Alguns minutos de sono podem trazer benefícios para a memória, o bem-estar e a produtividade no trabalho
Mesmo em tempos de guerra, com bombas caindo sobre sua cabeça, Winston Churchill não abria mão de tirar uma soneca no meio da tarde. Às 17 horas em ponto, hora do chá (que ele não apreciava muito), o primeiro-ministro do Reino Unido parava tudo para dormir um pouquinho. Acordava, tomava banho, comia alguma coisa, bebia também, e voltava a trabalhar incessantemente até a 1 da manhã. “Quem adere ao hábito ganha dois dias em vez de um”, costumava dizer. No Brasil, um dos grandes propagadores do sono vespertino é o ex-presidente Fernando Henrique Cardoso. Ele cochilava por quinze a vinte minutos em um dos sofás do Palácio da Alvorada, em Brasília. “Faz um bem danado”, disse em 1998. Por acaso ou não, Churchill viveu até os 90 anos. FHC está firme, forte e lúcido aos 89.
A ciência acaba de ratificar o papel essencial da sesta para o metabolismo. O mais recente trabalho sobre o assunto, publicado na revista científica americana General Psychiatry, mostrou que deitar um pouquinho que seja durante o dia melhora a capacidade cognitiva (percepção, memória, juízo e raciocínio).

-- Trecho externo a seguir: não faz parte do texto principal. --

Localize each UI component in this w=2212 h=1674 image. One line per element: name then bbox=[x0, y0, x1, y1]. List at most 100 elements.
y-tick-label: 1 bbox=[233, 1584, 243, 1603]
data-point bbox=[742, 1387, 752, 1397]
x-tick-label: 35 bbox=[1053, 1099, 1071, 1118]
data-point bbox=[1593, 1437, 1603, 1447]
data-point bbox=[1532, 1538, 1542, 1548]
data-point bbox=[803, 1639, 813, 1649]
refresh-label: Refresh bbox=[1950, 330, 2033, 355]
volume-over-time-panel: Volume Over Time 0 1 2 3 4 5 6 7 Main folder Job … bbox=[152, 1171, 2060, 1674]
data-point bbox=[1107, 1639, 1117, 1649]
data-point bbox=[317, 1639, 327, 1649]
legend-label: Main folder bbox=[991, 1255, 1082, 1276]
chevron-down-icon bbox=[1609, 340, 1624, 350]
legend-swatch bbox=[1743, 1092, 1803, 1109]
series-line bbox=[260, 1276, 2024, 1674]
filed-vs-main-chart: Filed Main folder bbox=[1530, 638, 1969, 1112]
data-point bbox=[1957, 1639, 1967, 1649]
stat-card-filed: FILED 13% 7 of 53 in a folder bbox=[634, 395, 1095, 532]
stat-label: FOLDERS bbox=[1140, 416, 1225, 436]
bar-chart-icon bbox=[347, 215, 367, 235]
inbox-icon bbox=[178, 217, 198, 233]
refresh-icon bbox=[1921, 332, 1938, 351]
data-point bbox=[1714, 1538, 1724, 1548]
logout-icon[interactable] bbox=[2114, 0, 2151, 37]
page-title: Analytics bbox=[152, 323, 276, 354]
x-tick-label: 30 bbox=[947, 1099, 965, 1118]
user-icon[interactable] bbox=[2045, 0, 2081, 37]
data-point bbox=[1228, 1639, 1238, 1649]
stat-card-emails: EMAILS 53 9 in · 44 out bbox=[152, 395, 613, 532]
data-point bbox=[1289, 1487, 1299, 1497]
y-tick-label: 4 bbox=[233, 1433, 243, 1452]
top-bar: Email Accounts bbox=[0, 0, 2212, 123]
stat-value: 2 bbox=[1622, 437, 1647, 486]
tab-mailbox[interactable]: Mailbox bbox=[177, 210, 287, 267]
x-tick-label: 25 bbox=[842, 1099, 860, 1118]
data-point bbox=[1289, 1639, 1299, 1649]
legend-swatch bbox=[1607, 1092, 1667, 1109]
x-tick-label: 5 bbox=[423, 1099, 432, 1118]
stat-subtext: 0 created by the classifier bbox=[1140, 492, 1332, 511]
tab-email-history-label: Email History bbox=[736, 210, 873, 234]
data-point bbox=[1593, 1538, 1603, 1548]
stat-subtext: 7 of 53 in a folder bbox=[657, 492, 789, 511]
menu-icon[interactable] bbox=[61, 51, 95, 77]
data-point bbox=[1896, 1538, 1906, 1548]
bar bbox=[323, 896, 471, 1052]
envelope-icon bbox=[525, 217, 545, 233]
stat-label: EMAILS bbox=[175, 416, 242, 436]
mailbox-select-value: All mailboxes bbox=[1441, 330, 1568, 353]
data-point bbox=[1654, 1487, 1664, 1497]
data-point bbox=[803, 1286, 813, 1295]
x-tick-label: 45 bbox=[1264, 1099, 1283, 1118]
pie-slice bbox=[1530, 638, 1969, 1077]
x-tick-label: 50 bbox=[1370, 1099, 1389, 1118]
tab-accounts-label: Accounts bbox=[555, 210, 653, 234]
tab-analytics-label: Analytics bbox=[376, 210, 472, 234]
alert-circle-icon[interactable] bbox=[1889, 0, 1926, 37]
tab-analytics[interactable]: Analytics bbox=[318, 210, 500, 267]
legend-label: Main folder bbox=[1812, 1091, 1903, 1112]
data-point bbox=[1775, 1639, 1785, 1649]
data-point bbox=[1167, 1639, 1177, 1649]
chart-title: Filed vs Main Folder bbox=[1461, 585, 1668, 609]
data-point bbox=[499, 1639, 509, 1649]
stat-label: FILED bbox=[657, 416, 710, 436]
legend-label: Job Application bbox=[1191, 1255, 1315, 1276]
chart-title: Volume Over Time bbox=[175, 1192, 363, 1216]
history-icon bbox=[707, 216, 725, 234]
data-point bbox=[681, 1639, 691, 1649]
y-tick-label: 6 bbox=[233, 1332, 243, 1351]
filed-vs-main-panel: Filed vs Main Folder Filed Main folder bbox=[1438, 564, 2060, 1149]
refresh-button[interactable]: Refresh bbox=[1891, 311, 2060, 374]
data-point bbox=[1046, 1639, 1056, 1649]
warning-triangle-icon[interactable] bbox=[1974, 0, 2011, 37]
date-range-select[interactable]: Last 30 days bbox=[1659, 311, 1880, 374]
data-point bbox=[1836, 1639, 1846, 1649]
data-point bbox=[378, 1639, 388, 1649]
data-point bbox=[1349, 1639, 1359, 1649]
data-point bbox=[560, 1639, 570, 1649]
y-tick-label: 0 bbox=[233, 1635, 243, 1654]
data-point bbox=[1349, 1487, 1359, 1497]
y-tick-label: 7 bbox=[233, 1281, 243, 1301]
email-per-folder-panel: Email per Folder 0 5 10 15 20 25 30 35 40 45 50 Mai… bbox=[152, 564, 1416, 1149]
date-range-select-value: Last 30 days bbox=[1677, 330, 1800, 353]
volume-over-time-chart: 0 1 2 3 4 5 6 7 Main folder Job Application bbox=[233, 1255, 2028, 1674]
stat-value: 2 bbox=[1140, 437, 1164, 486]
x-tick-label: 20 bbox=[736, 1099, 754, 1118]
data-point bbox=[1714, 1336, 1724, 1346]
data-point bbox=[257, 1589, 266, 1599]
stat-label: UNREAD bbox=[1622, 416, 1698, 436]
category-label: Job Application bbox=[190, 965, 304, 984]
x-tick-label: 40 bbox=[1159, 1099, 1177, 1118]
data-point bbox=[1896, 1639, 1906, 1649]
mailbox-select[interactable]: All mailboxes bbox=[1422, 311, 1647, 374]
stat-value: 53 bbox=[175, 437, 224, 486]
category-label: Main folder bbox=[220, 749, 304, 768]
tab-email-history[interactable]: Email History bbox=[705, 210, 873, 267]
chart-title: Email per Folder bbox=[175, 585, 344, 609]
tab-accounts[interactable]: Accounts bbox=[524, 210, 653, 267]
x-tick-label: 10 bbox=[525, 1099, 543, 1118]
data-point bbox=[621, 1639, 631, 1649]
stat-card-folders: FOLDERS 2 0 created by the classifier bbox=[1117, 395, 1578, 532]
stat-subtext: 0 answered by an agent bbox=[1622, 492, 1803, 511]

Os pesquisadores avaliaram os padrões de sono de 2 214 pessoas saudáveis com 60 anos ou mais. Destas, 1 534 tinham o hábito de tirar uma soneca vespertina regular, enquanto 680 não. Todas foram submetidas a testes para rastreamento de demências e funções cerebrais. O grupo do cochilo apresentou pontuações mais altas na consciência, fluência verbal e memória, em comparação com os demais. O benefício se estende para os mais jovens. Estudo anterior, conduzido pela agência espacial americana, a Nasa, demonstrou que homens e mulheres de diversas faixas etárias que repousavam por aproximadamente vinte minutos depois do almoço têm a capacidade de raciocínio e memória aumentada em 34%, além da habilidade para tomar decisões estimulada em 54%.
A explicação é simples. “O sono curto dá um rápido combustível para ficarmos ativos”, diz a biomédica Monica Andersen, diretora do Instituto do Sono: “É como se ele restaurasse as funções cerebrais que foram utilizadas até então”. Para fazer bem, no entanto, um cochilo tem de ser um cochilo mesmo, breve. Ou seja, não pode durar muito. Diz a bióloga Claudia Moreno, vice-presidente da Associação Brasileira do Sono: “O tempo ideal é de até trinta minutos”. Mais do que isso, pode roubar o sono da noite, esse, sim, com a função de restabelecer o organismo por completo.
A soneca é tão antiga quanto os romanos, que amavam a chamada “sexta hora” — um rápido sono na sexta hora do dia, depois do amanhecer, por volta do meio-dia. Foi daí que surgiu a expressão “sesta”. Até a invenção da lâmpada elétrica, no século XIX, os adultos costumavam dormir em duas etapas, uma durante o dia, outra à noite. A luz artificial permitiu às fábricas manter os funcionários no trabalho por mais horas e eles passaram a voltar para casa só à noite para dormir. Os novos conhecimentos agora deflagraram um movimento inverso. Tem se tornado cada vez mais comum grandes corporações estimularem a soneca entre seus funcionários em pleno expediente de trabalho. Empresas como Uber, Google, Facebook, Nike e Mercedes-Benz instalaram espaços dedicados para rápidos descansos em suas sedes, visando aumentar a produtividade e a criatividade dos funcionários. “Nenhum local de trabalho está completo sem um cochilo”, disse David Radcliffe, vice-presidente de serviços imobiliários e locais de trabalho do Google. De fato, ninguém mais dorme no ponto.